Queen in row i is placed at column: (2i) mod N + 1

For example, with N = 7 (prime), this gives queens at columns: 3, 5, 7, 2, 4, 6, 1 for rows 1–7. This is indeed a valid solution for the 7-Queens Problem.

Toroidal N-Queens

A stronger result holds for the toroidal N-Queens Problem, where the board is considered to wrap around (like a torus — connecting top to bottom and left to right). For prime N, there are guaranteed solutions of the form:

Queen i at column: (k·i) mod N, for any k ≠ 0 that makes all positions distinct

The toroidal problem is strictly harder than the regular problem because queens at opposite edges also attack each other through the wrap. Valid toroidal solutions exist only when N is not divisible by 2 or 3.

Why N=8 is Not Prime

Since 8 is not a prime number (8 = 2³), the modular construction does not directly apply to the standard Eight Queens Puzzle. This partially explains why 8 is an interesting special case: it is large enough to have many solutions (92), but not a prime, so the elegant modular structure that applies to 5-queens or 7-queens problems does not apply directly.
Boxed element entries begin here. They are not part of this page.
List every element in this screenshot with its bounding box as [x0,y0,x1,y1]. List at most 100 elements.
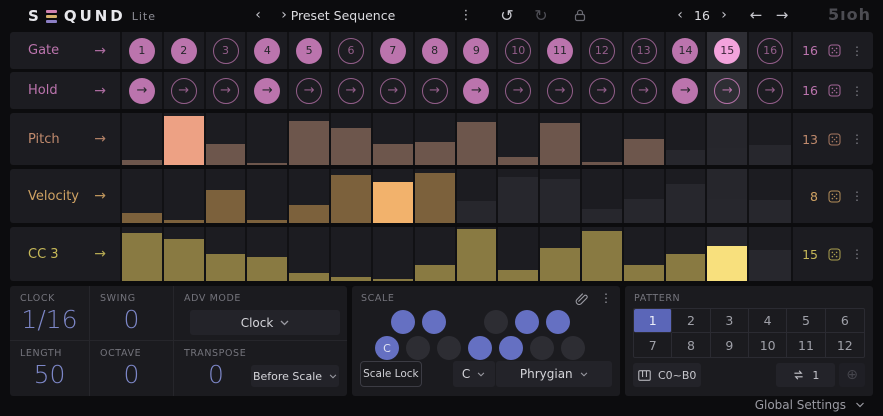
redo-icon[interactable]: ↻ [530,0,552,30]
row-direction-icon[interactable]: → [94,188,106,204]
cc3-step-5[interactable] [289,227,331,281]
scale-note-csharp[interactable] [391,310,415,334]
gate-step-11[interactable]: 11 [540,32,582,69]
row-direction-icon[interactable]: → [94,131,106,147]
pitch-step-4[interactable] [247,113,289,165]
randomize-dice-icon[interactable] [828,44,841,57]
octave-value[interactable]: 0 [100,360,173,389]
cc3-step-9[interactable] [457,227,499,281]
hold-step-10[interactable]: → [498,72,540,109]
transpose-mode-dropdown[interactable]: Before Scale [251,365,339,387]
pitch-step-3[interactable] [206,113,248,165]
swing-param[interactable]: SWING 0 [90,286,174,341]
scale-note-d[interactable] [406,336,430,360]
step-count-value[interactable]: 16 [690,0,714,30]
cc3-step-11[interactable] [540,227,582,281]
hold-step-6[interactable]: → [331,72,373,109]
velocity-step-4[interactable] [247,169,289,223]
pitch-step-13[interactable] [624,113,666,165]
scale-note-c[interactable]: C [375,336,399,360]
pattern-add-icon[interactable]: ⊕ [839,363,865,387]
gate-step-12[interactable]: 12 [582,32,624,69]
undo-icon[interactable]: ↺ [496,0,518,30]
gate-step-6[interactable]: 6 [331,32,373,69]
velocity-step-11[interactable] [540,169,582,223]
pattern-slot-7[interactable]: 7 [634,333,672,357]
pitch-step-7[interactable] [373,113,415,165]
shift-left-icon[interactable]: ← [746,0,766,30]
row-hold-length-value[interactable]: 16 [802,83,818,98]
velocity-step-16[interactable] [749,169,791,223]
clock-value[interactable]: 1/16 [20,305,89,334]
scale-note-f[interactable] [468,336,492,360]
pitch-step-14[interactable] [666,113,708,165]
cc3-step-1[interactable] [122,227,164,281]
velocity-step-12[interactable] [582,169,624,223]
hold-step-11[interactable]: → [540,72,582,109]
hold-step-7[interactable]: → [373,72,415,109]
hold-step-9[interactable]: → [457,72,499,109]
pitch-step-11[interactable] [540,113,582,165]
global-settings-button[interactable]: Global Settings [755,398,865,412]
cc3-step-8[interactable] [415,227,457,281]
hold-step-15[interactable]: → [707,72,749,109]
hold-step-4[interactable]: → [247,72,289,109]
pattern-slot-11[interactable]: 11 [787,333,825,357]
row-gate-length-value[interactable]: 16 [802,43,818,58]
scale-note-dsharp[interactable] [422,310,446,334]
gate-step-15[interactable]: 15 [707,32,749,69]
scale-note-b[interactable] [561,336,585,360]
hold-step-8[interactable]: → [415,72,457,109]
cc3-step-13[interactable] [624,227,666,281]
preset-name[interactable]: Preset Sequence [288,0,398,30]
velocity-step-2[interactable] [164,169,206,223]
pitch-step-12[interactable] [582,113,624,165]
row-gate-label[interactable]: Gate → [10,32,122,69]
length-value[interactable]: 50 [20,360,89,389]
pitch-step-16[interactable] [749,113,791,165]
row-direction-icon[interactable]: → [94,43,106,59]
pitch-step-5[interactable] [289,113,331,165]
pitch-step-9[interactable] [457,113,499,165]
cc3-step-14[interactable] [666,227,708,281]
scale-note-fsharp[interactable] [484,310,508,334]
scale-note-g[interactable] [499,336,523,360]
preset-prev-button[interactable]: ‹ [248,0,268,30]
gate-step-3[interactable]: 3 [206,32,248,69]
hold-step-5[interactable]: → [289,72,331,109]
hold-step-13[interactable]: → [624,72,666,109]
link-icon[interactable] [575,292,588,305]
hold-step-1[interactable]: → [122,72,164,109]
velocity-step-7[interactable] [373,169,415,223]
velocity-step-9[interactable] [457,169,499,223]
preset-menu-icon[interactable]: ⋮ [456,0,476,30]
velocity-step-14[interactable] [666,169,708,223]
randomize-dice-icon[interactable] [828,133,841,146]
gate-step-9[interactable]: 9 [457,32,499,69]
clock-param[interactable]: CLOCK 1/16 [10,286,90,341]
scale-note-asharp[interactable] [546,310,570,334]
velocity-step-8[interactable] [415,169,457,223]
cc3-step-3[interactable] [206,227,248,281]
row-menu-icon[interactable]: ⋮ [851,44,863,58]
scale-note-gsharp[interactable] [515,310,539,334]
hold-step-2[interactable]: → [164,72,206,109]
cc3-step-4[interactable] [247,227,289,281]
cc3-step-6[interactable] [331,227,373,281]
octave-param[interactable]: OCTAVE 0 [90,341,174,396]
pattern-slot-5[interactable]: 5 [787,309,825,333]
gate-step-10[interactable]: 10 [498,32,540,69]
velocity-step-3[interactable] [206,169,248,223]
gate-step-14[interactable]: 14 [666,32,708,69]
gate-step-5[interactable]: 5 [289,32,331,69]
row-direction-icon[interactable]: → [94,246,106,262]
pitch-step-6[interactable] [331,113,373,165]
row-velocity-label[interactable]: Velocity → [10,169,122,223]
scale-menu-icon[interactable]: ⋮ [600,291,612,305]
shift-right-icon[interactable]: → [772,0,792,30]
pitch-step-2[interactable] [164,113,206,165]
step-count-prev-button[interactable]: ‹ [672,0,688,30]
pitch-step-8[interactable] [415,113,457,165]
pattern-slot-4[interactable]: 4 [749,309,787,333]
pitch-step-1[interactable] [122,113,164,165]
Connection to Number Theory

The toroidal N-Queens existence question — for which N do toroidal solutions exist? — is a number theory question about divisibility. The answer (solutions exist iff N is not divisible by 2 or 3) connects the puzzle to basic properties of prime factorizations. This is the most direct link between the N-Queens Problem and classical number theory.

For a practical introduction to all aspects of this puzzle, including interactive play, visit our puzzle playground. For the history of how mathematicians discovered these connections, see Eight Queens Puzzle History.

Puzzle History

From Bezzel (1848) through Gauss, Nauck, and Dijkstra to modern research.

All 92 Solutions

The concrete manifestation of the mathematics — all valid arrangements.

N-Queens Problem

Frequently Asked Questions

Is there a formula for the number of N-Queens solutions?
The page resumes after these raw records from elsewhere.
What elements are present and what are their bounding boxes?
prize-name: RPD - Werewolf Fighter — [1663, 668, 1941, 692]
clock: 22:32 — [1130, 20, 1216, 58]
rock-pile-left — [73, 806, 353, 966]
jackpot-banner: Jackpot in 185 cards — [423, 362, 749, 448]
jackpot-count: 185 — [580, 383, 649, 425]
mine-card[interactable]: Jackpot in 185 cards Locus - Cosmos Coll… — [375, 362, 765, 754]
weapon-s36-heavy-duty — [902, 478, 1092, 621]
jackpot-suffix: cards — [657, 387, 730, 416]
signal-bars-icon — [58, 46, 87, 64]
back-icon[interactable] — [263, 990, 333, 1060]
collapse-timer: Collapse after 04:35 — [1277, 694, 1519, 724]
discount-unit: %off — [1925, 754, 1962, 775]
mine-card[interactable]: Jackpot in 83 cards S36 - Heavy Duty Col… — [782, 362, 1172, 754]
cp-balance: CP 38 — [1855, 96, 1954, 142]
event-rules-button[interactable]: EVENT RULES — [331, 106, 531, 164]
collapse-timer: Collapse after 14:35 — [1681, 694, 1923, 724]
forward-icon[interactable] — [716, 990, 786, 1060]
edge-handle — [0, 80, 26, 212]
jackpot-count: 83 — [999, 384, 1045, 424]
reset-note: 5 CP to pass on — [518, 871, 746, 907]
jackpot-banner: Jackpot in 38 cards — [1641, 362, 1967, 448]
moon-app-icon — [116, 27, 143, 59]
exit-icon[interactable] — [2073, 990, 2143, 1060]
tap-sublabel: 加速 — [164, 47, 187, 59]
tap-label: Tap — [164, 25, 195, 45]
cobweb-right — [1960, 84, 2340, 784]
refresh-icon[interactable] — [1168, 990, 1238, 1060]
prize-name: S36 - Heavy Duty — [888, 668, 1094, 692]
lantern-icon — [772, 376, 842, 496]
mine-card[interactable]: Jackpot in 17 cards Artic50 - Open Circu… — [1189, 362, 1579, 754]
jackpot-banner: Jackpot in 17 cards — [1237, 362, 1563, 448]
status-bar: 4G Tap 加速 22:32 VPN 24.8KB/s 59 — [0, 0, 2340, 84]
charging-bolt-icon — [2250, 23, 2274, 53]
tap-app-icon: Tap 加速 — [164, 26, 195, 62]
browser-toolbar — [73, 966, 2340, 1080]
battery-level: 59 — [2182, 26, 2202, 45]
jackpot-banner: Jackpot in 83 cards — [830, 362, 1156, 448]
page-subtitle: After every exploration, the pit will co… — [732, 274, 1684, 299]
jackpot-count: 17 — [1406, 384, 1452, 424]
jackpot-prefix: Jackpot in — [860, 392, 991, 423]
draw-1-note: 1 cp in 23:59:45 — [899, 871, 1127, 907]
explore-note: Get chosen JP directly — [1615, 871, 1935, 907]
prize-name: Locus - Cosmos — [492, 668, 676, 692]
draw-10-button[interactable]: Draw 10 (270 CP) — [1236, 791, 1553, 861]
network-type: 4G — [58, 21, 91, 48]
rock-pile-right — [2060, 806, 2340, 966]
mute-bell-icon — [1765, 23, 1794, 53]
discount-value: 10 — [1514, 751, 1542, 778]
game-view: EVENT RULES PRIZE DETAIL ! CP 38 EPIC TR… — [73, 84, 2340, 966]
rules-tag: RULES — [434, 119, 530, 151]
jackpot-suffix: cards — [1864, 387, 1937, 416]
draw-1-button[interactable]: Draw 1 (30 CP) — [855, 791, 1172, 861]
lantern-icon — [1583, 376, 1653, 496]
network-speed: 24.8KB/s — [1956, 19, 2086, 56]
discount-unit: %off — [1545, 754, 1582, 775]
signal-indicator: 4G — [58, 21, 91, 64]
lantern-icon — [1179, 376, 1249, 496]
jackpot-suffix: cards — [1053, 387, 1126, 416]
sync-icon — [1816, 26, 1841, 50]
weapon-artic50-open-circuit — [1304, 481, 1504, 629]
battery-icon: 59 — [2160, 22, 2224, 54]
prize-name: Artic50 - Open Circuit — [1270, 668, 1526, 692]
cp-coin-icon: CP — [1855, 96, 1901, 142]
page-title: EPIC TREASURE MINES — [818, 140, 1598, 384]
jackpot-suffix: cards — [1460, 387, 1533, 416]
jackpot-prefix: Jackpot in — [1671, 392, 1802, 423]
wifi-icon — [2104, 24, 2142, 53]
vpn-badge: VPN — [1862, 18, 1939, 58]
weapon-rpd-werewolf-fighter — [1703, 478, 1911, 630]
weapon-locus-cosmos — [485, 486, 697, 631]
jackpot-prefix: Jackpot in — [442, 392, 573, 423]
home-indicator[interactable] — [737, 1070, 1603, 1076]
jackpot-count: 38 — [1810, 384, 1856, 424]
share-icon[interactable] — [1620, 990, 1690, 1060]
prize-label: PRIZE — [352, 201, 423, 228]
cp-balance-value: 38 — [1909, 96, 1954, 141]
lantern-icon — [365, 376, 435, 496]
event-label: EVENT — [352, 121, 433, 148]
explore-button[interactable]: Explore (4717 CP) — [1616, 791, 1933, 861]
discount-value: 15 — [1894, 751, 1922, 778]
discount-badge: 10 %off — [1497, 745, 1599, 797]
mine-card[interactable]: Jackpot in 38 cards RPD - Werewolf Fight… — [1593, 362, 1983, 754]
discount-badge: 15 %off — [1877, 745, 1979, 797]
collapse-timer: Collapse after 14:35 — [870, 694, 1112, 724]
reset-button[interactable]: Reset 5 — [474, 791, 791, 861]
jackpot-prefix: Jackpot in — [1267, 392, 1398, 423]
No. There is currently no known closed-form mathematical formula that computes Q(N) — the number of valid N-Queens arrangements on an N×N board — as a function of N. This is one of the major open problems in combinatorial mathematics. The solution count must be computed by exhaustive methods (with pruning) for each value of N.
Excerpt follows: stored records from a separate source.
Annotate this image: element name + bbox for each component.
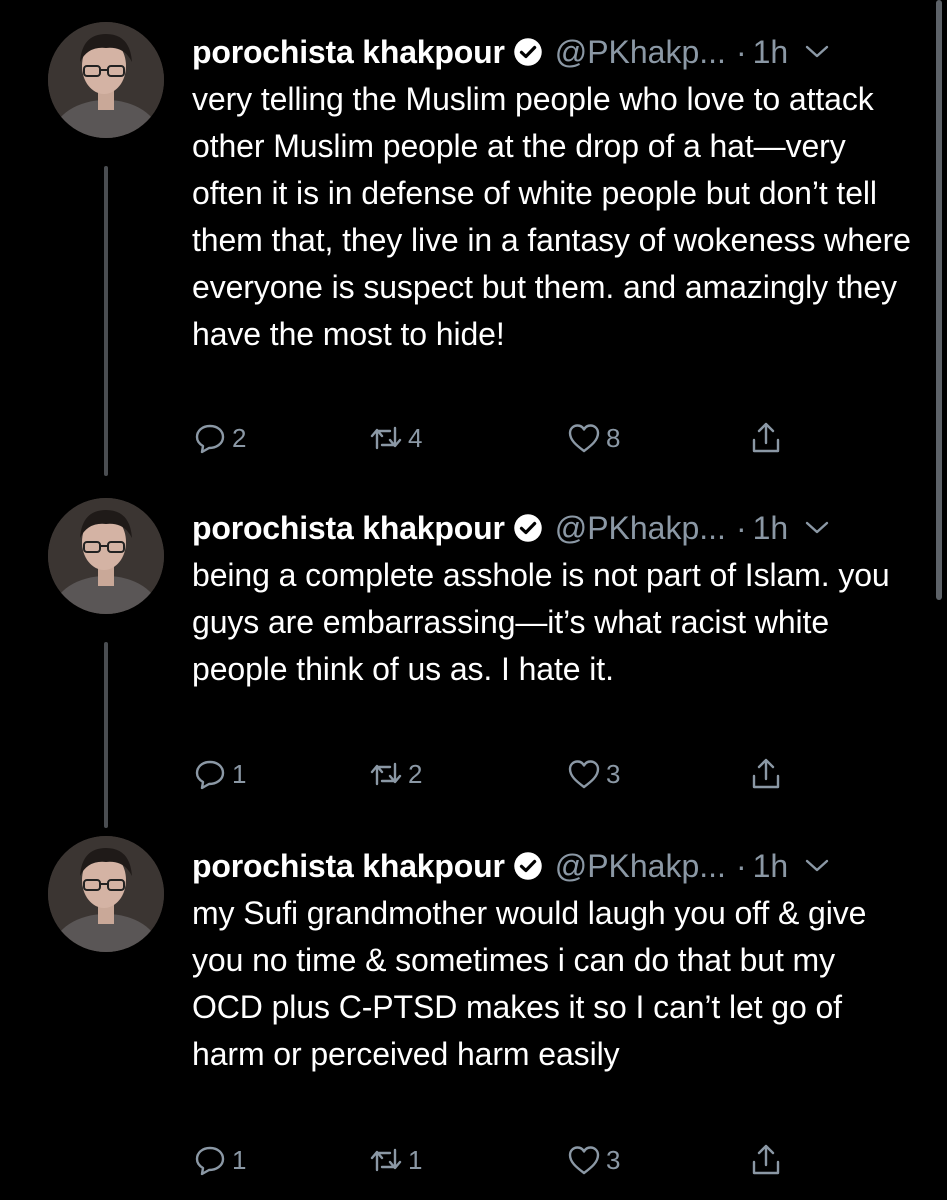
tweet-actions: 1 2 3 <box>192 754 792 794</box>
tweet-text: my Sufi grandmother would laugh you off … <box>192 895 867 1072</box>
verified-badge-icon <box>513 852 542 880</box>
user-handle[interactable]: @PKhakp... <box>555 34 726 71</box>
reply-count: 2 <box>232 422 247 453</box>
tweet-header: porochista khakpour @PKhakp... · 1h <box>192 844 830 888</box>
verified-badge-icon <box>513 514 542 542</box>
user-handle[interactable]: @PKhakp... <box>555 510 726 547</box>
tweet-header: porochista khakpour @PKhakp... · 1h <box>192 30 830 74</box>
tweet-actions: 2 4 8 <box>192 418 792 458</box>
like-button[interactable]: 8 <box>566 418 620 458</box>
chevron-down-icon[interactable] <box>804 42 830 62</box>
retweet-count: 4 <box>408 422 423 453</box>
display-name[interactable]: porochista khakpour <box>192 510 505 547</box>
heart-icon <box>568 424 600 453</box>
reply-count: 1 <box>232 758 247 789</box>
user-handle[interactable]: @PKhakp... <box>555 848 726 885</box>
display-name[interactable]: porochista khakpour <box>192 848 505 885</box>
retweet-count: 1 <box>408 1144 423 1175</box>
tweet-actions: 1 1 3 <box>192 1140 792 1180</box>
verified-badge-icon <box>513 38 542 66</box>
timestamp[interactable]: 1h <box>753 34 789 71</box>
tweet-header: porochista khakpour @PKhakp... · 1h <box>192 506 830 550</box>
like-button[interactable]: 3 <box>566 1140 620 1180</box>
display-name[interactable]: porochista khakpour <box>192 34 505 71</box>
reply-icon <box>195 1146 225 1176</box>
heart-icon <box>568 1146 600 1175</box>
separator-dot: · <box>735 33 747 70</box>
avatar-photo-icon <box>48 22 164 138</box>
avatar-photo-icon <box>48 498 164 614</box>
avatar-photo-icon <box>48 836 164 952</box>
like-count: 3 <box>606 758 621 789</box>
tweet[interactable]: porochista khakpour @PKhakp... · 1h my S… <box>0 836 947 1200</box>
tweet[interactable]: porochista khakpour @PKhakp... · 1h very… <box>0 22 947 482</box>
reply-icon <box>195 424 225 454</box>
avatar[interactable] <box>48 498 164 614</box>
retweet-button[interactable]: 2 <box>368 754 422 794</box>
tweet[interactable]: porochista khakpour @PKhakp... · 1h bein… <box>0 498 947 828</box>
tweet-text: being a complete asshole is not part of … <box>192 557 890 687</box>
avatar[interactable] <box>48 836 164 952</box>
thread-connector-line <box>104 166 108 476</box>
retweet-icon <box>370 762 402 786</box>
retweet-icon <box>370 1148 402 1172</box>
reply-count: 1 <box>232 1144 247 1175</box>
share-button[interactable] <box>748 754 784 794</box>
chevron-down-icon[interactable] <box>804 856 830 876</box>
tweet-text: very telling the Muslim people who love … <box>192 81 911 352</box>
avatar[interactable] <box>48 22 164 138</box>
reply-button[interactable]: 1 <box>192 1140 246 1180</box>
like-count: 3 <box>606 1144 621 1175</box>
reply-button[interactable]: 2 <box>192 418 246 458</box>
like-button[interactable]: 3 <box>566 754 620 794</box>
timestamp[interactable]: 1h <box>753 510 789 547</box>
share-icon <box>752 422 780 453</box>
like-count: 8 <box>606 422 621 453</box>
timestamp[interactable]: 1h <box>753 848 789 885</box>
heart-icon <box>568 760 600 789</box>
share-icon <box>752 1144 780 1175</box>
thread-connector-line <box>104 642 108 828</box>
reply-button[interactable]: 1 <box>192 754 246 794</box>
reply-icon <box>195 760 225 790</box>
retweet-count: 2 <box>408 758 423 789</box>
retweet-button[interactable]: 4 <box>368 418 422 458</box>
scrollbar[interactable] <box>936 0 942 600</box>
retweet-icon <box>370 426 402 450</box>
separator-dot: · <box>735 847 747 884</box>
chevron-down-icon[interactable] <box>804 518 830 538</box>
retweet-button[interactable]: 1 <box>368 1140 422 1180</box>
share-button[interactable] <box>748 418 784 458</box>
share-icon <box>752 758 780 789</box>
separator-dot: · <box>735 509 747 546</box>
share-button[interactable] <box>748 1140 784 1180</box>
How many solutions are there for very large N?

As of 2024, the exact solution count is known for N ≤ 27. For N = 27, the count is approximately 2.35 × 10^17 (computed in 2021 after months of computation). For N ≥ 28, the exact count is unknown. The count grows super-exponentially — faster than any fixed exponential function of N.

What is OEIS A000170?

OEIS A000170 is the sequence of N-Queens solution counts in the On-Line Encyclopedia of Integer Sequences (OEIS). The OEIS is a comprehensive database of integer sequences in mathematics. Sequence A000170 lists Q(N) for N = 1, 2, 3, ...: 1, 0, 0, 2, 10, 4, 40, 92, 352, 724, 2680, 14200, ... The "A000170" label is how mathematicians cite this specific sequence in papers.

How does the N-Queens Problem connect to other areas of mathematics?

The N-Queens Problem connects to several rich areas: (1) Combinatorics through permutation counting and Latin squares; (2) Group theory through the dihedral symmetry group D4 explaining fundamental vs. total solution counts; (3) Graph theory through its formulation as an independent set problem; (4) Constraint satisfaction as the canonical CSP example in AI; (5) Number theory through toroidal variants and modular constructions; (6) Coding theory through connections to error-correcting codes for prime-size boards.